The Markdown output includes a Write Effect section that summarizes the selected run, run-overlay write or preview state, active-state writeback state, and the project-agent history lookup before the detailed reward fields.

When the operator has explicitly approved recording the reward, Codex can close the durable loop in one CLI call:

loopx reward \
  --goal-id project-goal \
  --decision continue_route \
  --reward positive \
  --reason-summary "comparable validation improved and the route is worth extending" \
  --follow-up "promote to the next longer-window check" \
  --write-active-state-summary

The state write is opt-in. With --dry-run --write-active-state-summary, the command reports active_state_update.would_write=true but does not append the reward overlay or edit the active state. Without --write-active-state-summary, the command records only the run-bound reward overlay.

First-Screen Status

Use loopx status as the entrypoint for the next controller tick or UI refresh:

loopx --format json status
loopx status --scan-path README.md --scan-path docs/

The default contract scan uses the LoopX install root, so running status from a private project directory does not accidentally scan local .local state. Pass --scan-root or --scan-path for a project only when that path is intended to be public-safe.

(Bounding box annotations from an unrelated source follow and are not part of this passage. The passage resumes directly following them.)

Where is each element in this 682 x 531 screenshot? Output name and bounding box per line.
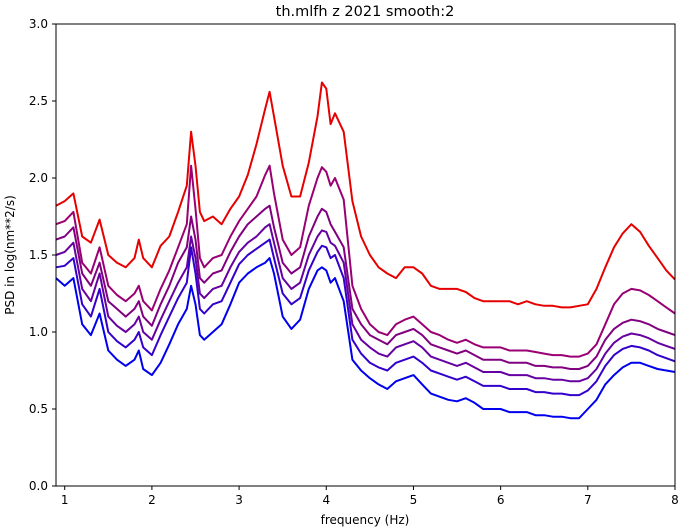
chart-title: th.mlfh z 2021 smooth:2	[276, 4, 455, 20]
y-axis: 0.0 0.5 1.0 1.5 2.0 2.5 3.0	[29, 17, 56, 493]
y-tick-label: 0.0	[29, 479, 48, 493]
y-axis-title: PSD in log(nm**2/s)	[3, 195, 17, 315]
series-group	[55, 81, 676, 420]
series-line-3	[55, 204, 676, 370]
series-line-4	[55, 223, 676, 383]
y-tick-label: 1.0	[29, 325, 48, 339]
y-tick-label: 2.0	[29, 171, 48, 185]
y-tick-label: 1.5	[29, 248, 48, 262]
plot-frame	[55, 23, 676, 487]
x-tick-label: 7	[584, 493, 592, 507]
x-axis-title: frequency (Hz)	[321, 513, 410, 527]
x-tick-label: 6	[497, 493, 505, 507]
x-tick-label: 5	[410, 493, 418, 507]
x-tick-label: 8	[671, 493, 679, 507]
x-axis: 1 2 3 4 5 6 7 8	[61, 486, 679, 507]
x-tick-label: 2	[148, 493, 156, 507]
x-tick-label: 3	[235, 493, 243, 507]
x-tick-label: 1	[61, 493, 69, 507]
series-line-2	[55, 164, 676, 358]
y-tick-label: 0.5	[29, 402, 48, 416]
y-tick-label: 2.5	[29, 94, 48, 108]
y-tick-label: 3.0	[29, 17, 48, 31]
x-tick-label: 4	[322, 493, 330, 507]
series-line-5	[55, 238, 676, 397]
series-line-1	[55, 81, 676, 309]
series-line-6	[55, 257, 676, 420]
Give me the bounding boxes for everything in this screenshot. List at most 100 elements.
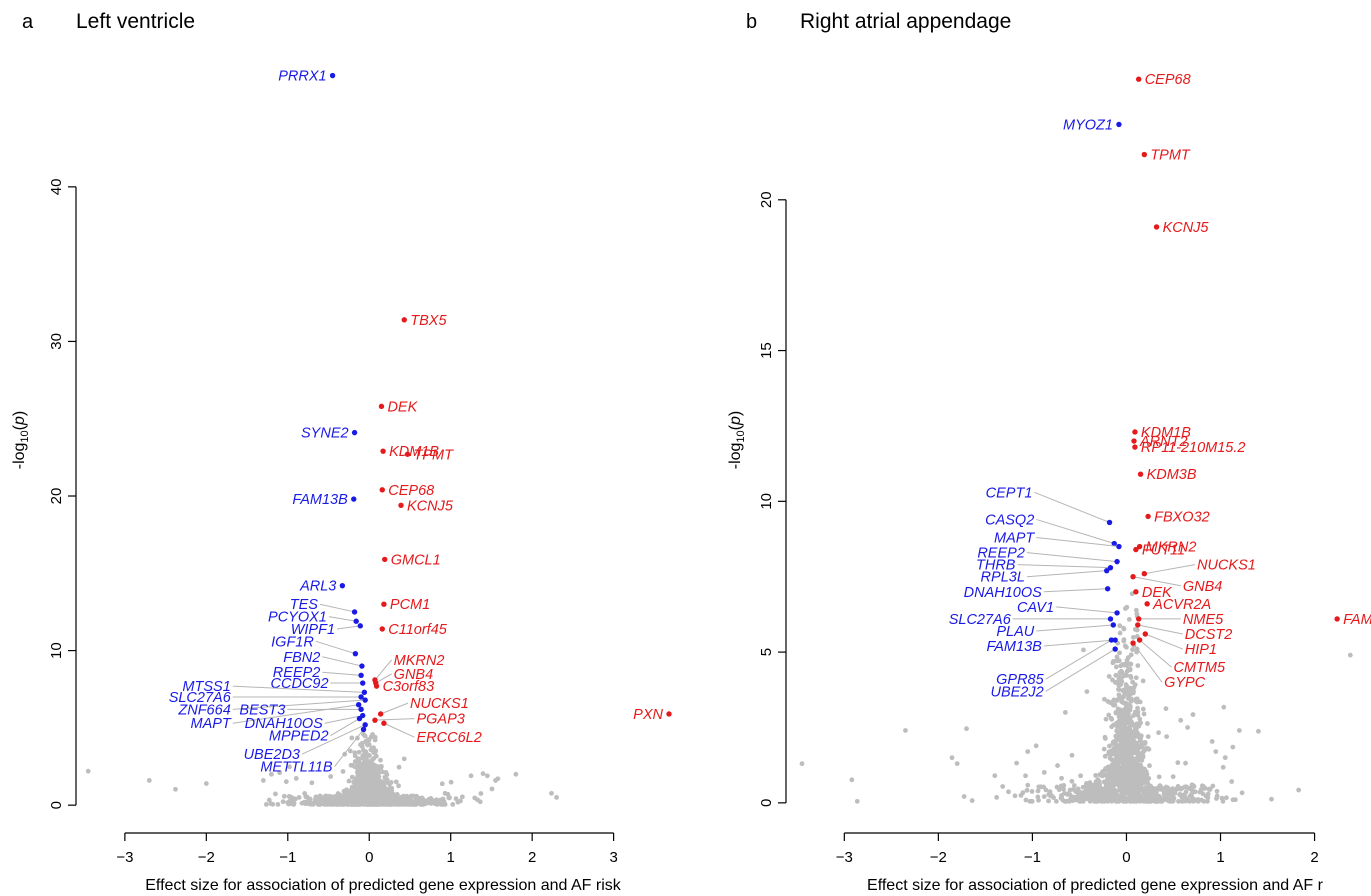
ns-point (1199, 797, 1204, 803)
ns-point (378, 757, 383, 763)
gene-label: MAPT (994, 531, 1035, 547)
ns-point (1076, 789, 1082, 795)
ns-point (1183, 760, 1188, 766)
ns-point (1127, 745, 1133, 751)
gene-point (1116, 121, 1122, 128)
ns-point (327, 793, 333, 799)
ns-point (365, 782, 371, 788)
ns-point (381, 784, 387, 789)
gene-label: FUT11 (1142, 543, 1185, 559)
y-tick-label: 10 (758, 493, 775, 510)
ns-point (1012, 793, 1018, 799)
ns-point (1206, 786, 1212, 792)
ns-point (1113, 710, 1119, 715)
ns-point (964, 726, 969, 732)
ns-point (1105, 784, 1111, 790)
ns-point (1124, 663, 1130, 668)
y-axis-title: -log10(p) (727, 411, 747, 470)
ns-point (440, 802, 446, 807)
gene-point (351, 429, 358, 436)
label-leader-line (1137, 624, 1183, 635)
gene-label: PCYOX1 (268, 610, 327, 626)
ns-point (1132, 709, 1138, 715)
gene-point (358, 706, 364, 713)
ns-point (1178, 717, 1184, 723)
ns-point (1140, 678, 1146, 684)
gene-point (351, 496, 357, 502)
gene-point (1107, 616, 1114, 622)
x-tick-label: 0 (365, 849, 373, 866)
label-leader-line (375, 673, 392, 684)
gene-label: RP11-210M15.2 (1141, 440, 1246, 456)
label-leader-line (322, 671, 362, 676)
ns-point (1122, 743, 1127, 749)
gene-label: TBX5 (410, 313, 447, 329)
ns-point (367, 802, 372, 807)
ns-point (1230, 744, 1236, 750)
gene-point (1144, 601, 1150, 607)
gene-label: BEST3 (239, 702, 285, 718)
y-axis-title: -log10(p) (11, 411, 31, 470)
ns-point (376, 776, 381, 782)
ns-point (1093, 773, 1099, 778)
gene-point (1110, 622, 1116, 628)
ns-point (266, 797, 272, 803)
ns-point (1156, 774, 1162, 780)
x-axis-title: Effect size for association of predicted… (867, 877, 1324, 894)
gene-point (1334, 616, 1340, 622)
ns-point (1104, 773, 1109, 779)
ns-point (316, 802, 322, 807)
ns-point (1131, 791, 1137, 797)
ns-point (296, 794, 302, 800)
ns-point (1169, 798, 1175, 804)
gene-label: METTL11B (260, 760, 333, 776)
ns-point (1029, 798, 1035, 804)
ns-point (1120, 780, 1126, 786)
ns-point (387, 781, 392, 787)
ns-point (1106, 674, 1112, 679)
gene-point (351, 609, 358, 615)
ns-point (354, 788, 360, 793)
ns-point (1025, 749, 1031, 754)
ns-point (1111, 722, 1116, 728)
ns-point (1139, 740, 1145, 746)
ns-point (1103, 716, 1109, 722)
x-tick-label: 1 (447, 849, 455, 866)
y-tick-label: 15 (758, 342, 775, 359)
ns-point (1205, 791, 1211, 797)
ns-point (372, 770, 378, 776)
ns-point (1156, 730, 1162, 736)
ns-point (1135, 768, 1141, 774)
ns-point (346, 778, 352, 784)
ns-point (352, 750, 358, 756)
ns-point (1114, 654, 1120, 660)
ns-point (1135, 712, 1141, 718)
ns-point (493, 778, 498, 783)
ns-point (1223, 795, 1229, 801)
ns-point (1091, 785, 1097, 791)
ns-point (1147, 786, 1153, 792)
ns-point (1132, 780, 1138, 786)
label-leader-line (1034, 491, 1110, 523)
ns-point (1113, 733, 1119, 739)
ns-point (448, 779, 454, 785)
ns-point (1103, 766, 1109, 771)
label-leader-line (1036, 518, 1115, 545)
ns-point (1120, 755, 1126, 760)
ns-point (1112, 762, 1118, 767)
gene-point (1142, 631, 1148, 637)
ns-point (992, 773, 998, 779)
ns-point (1083, 783, 1089, 789)
ns-point (355, 761, 361, 767)
ns-point (1151, 791, 1157, 796)
ns-point (1107, 755, 1113, 761)
ns-point (1122, 700, 1128, 706)
ns-point (1116, 798, 1122, 804)
ns-point (1114, 728, 1120, 734)
ns-point (1176, 798, 1181, 804)
ns-point (1163, 706, 1169, 712)
ns-point (361, 801, 367, 806)
ns-point (1041, 770, 1047, 775)
ns-point (363, 769, 369, 775)
gene-point (1131, 438, 1137, 444)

For the React dashboard, serve that same status contract over loopback HTTP:

loopx serve-status --global-registry --port 8766 --limit 80

Then load http://127.0.0.1:8766/status.json from the dashboard source control. --global-registry keeps the multi-project dashboard on the shared registry even when the server is launched from a project checkout. For project-local debugging, omit the flag or pass an explicit project --registry. The command binds to 127.0.0.1 by default and is meant for local operator dashboards, not public hosting.

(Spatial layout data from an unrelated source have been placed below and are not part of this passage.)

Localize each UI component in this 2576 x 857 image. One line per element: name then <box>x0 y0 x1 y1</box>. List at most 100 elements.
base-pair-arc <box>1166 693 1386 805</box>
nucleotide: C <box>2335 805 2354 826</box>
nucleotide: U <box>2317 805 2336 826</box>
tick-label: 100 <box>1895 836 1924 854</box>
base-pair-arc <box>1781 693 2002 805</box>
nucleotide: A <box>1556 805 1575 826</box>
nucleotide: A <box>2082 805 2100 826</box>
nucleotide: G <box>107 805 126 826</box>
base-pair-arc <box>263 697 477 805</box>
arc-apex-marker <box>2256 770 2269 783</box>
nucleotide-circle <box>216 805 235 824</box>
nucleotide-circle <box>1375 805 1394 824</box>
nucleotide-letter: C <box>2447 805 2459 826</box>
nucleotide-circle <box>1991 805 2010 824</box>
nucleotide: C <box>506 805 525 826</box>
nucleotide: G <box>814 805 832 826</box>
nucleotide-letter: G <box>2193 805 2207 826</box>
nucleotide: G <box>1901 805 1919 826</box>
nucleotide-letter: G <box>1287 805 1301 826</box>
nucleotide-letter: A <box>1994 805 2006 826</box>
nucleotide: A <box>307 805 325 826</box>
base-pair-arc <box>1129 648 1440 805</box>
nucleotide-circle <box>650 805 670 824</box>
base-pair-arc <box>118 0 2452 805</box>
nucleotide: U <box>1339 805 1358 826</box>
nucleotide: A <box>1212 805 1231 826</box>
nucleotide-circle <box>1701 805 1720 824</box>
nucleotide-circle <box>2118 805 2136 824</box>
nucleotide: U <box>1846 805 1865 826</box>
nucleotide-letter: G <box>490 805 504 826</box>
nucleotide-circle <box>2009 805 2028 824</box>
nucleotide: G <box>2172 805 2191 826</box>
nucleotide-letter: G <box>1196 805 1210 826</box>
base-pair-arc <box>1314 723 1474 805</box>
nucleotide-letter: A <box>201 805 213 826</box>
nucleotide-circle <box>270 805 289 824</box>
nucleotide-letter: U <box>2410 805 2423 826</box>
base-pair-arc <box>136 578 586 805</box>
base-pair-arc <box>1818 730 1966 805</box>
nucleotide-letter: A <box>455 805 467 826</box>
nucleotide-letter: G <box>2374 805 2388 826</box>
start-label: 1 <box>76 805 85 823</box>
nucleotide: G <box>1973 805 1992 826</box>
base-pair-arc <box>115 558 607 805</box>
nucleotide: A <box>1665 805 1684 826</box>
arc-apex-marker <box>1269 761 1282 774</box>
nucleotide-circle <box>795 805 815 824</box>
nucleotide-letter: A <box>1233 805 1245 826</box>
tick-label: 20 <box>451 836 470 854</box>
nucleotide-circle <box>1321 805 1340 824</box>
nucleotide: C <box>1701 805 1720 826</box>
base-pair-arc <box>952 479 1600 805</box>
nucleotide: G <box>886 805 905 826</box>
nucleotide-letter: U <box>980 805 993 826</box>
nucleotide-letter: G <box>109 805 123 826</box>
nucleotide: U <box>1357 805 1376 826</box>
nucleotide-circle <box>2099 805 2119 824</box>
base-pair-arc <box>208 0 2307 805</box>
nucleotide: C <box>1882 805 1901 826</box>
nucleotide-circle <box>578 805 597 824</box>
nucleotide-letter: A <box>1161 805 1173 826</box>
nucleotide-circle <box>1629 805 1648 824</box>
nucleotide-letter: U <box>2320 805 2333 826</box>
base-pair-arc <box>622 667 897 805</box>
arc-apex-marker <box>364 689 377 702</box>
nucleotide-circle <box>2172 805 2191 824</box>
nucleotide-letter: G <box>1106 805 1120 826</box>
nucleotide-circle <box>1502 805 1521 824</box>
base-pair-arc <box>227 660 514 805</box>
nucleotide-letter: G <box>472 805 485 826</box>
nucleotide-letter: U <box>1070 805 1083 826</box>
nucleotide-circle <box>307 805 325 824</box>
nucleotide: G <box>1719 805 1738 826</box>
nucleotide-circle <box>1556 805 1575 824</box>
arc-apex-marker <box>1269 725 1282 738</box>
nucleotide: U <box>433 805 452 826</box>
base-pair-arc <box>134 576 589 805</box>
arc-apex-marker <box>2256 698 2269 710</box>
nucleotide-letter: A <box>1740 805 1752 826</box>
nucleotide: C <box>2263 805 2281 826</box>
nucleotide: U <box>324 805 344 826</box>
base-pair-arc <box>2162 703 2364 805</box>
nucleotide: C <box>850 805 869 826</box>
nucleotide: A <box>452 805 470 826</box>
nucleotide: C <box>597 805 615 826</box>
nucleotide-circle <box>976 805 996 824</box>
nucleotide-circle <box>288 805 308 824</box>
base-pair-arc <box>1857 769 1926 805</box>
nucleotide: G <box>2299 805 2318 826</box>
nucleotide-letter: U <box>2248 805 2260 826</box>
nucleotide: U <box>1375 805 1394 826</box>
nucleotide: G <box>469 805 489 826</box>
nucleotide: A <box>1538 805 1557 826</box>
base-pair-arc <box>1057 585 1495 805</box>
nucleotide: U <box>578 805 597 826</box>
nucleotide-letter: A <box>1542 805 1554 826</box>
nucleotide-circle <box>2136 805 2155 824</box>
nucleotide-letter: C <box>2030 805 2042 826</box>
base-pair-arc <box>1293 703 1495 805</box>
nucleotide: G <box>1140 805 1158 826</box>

The same loopback server exposes POST /reward/dry-run so the dashboard can validate a selected goal/run reward draft. The dry-run response is compact and does not append to index.jsonl; it returns a preview_id for the exact goal/run/reward payload and current raw index count.

Direct dashboard reward submission is an explicit opt-in capability. Start the status server with --enable-reward-write-api to expose POST /reward/append on loopback only. The dashboard can then submit the dry-run preview_id; a successful append writes one run-bound human_reward overlay and refreshes status, so future project agents can discover the feedback through loopx status or loopx history.

The status command combines contract health and run history into an attention queue. Each queue item says which goal needs attention, who it is waiting on, how severe the item is, and exactly one recommended action.

For dashboards, heartbeat summaries, or any script that reads JSON output, use the status data contract.

Keep adapter output sanitized before it enters the compact index. The status queue is meant for control-plane display, not for raw private evidence.

Public Repo vs Project Repo

Put generic code here:

  • registry and history readers,
  • contract checker,
  • generic schema and docs,
  • sanitized adapter examples,
  • controller/sub-agent lifecycle examples.

Keep in the project repo:

  • project-specific adapter code,
  • active goal state,
  • private registry,
  • domain-specific health checks.

This split lets many local projects share one stable LoopX base while keeping their real evidence and safety policies local.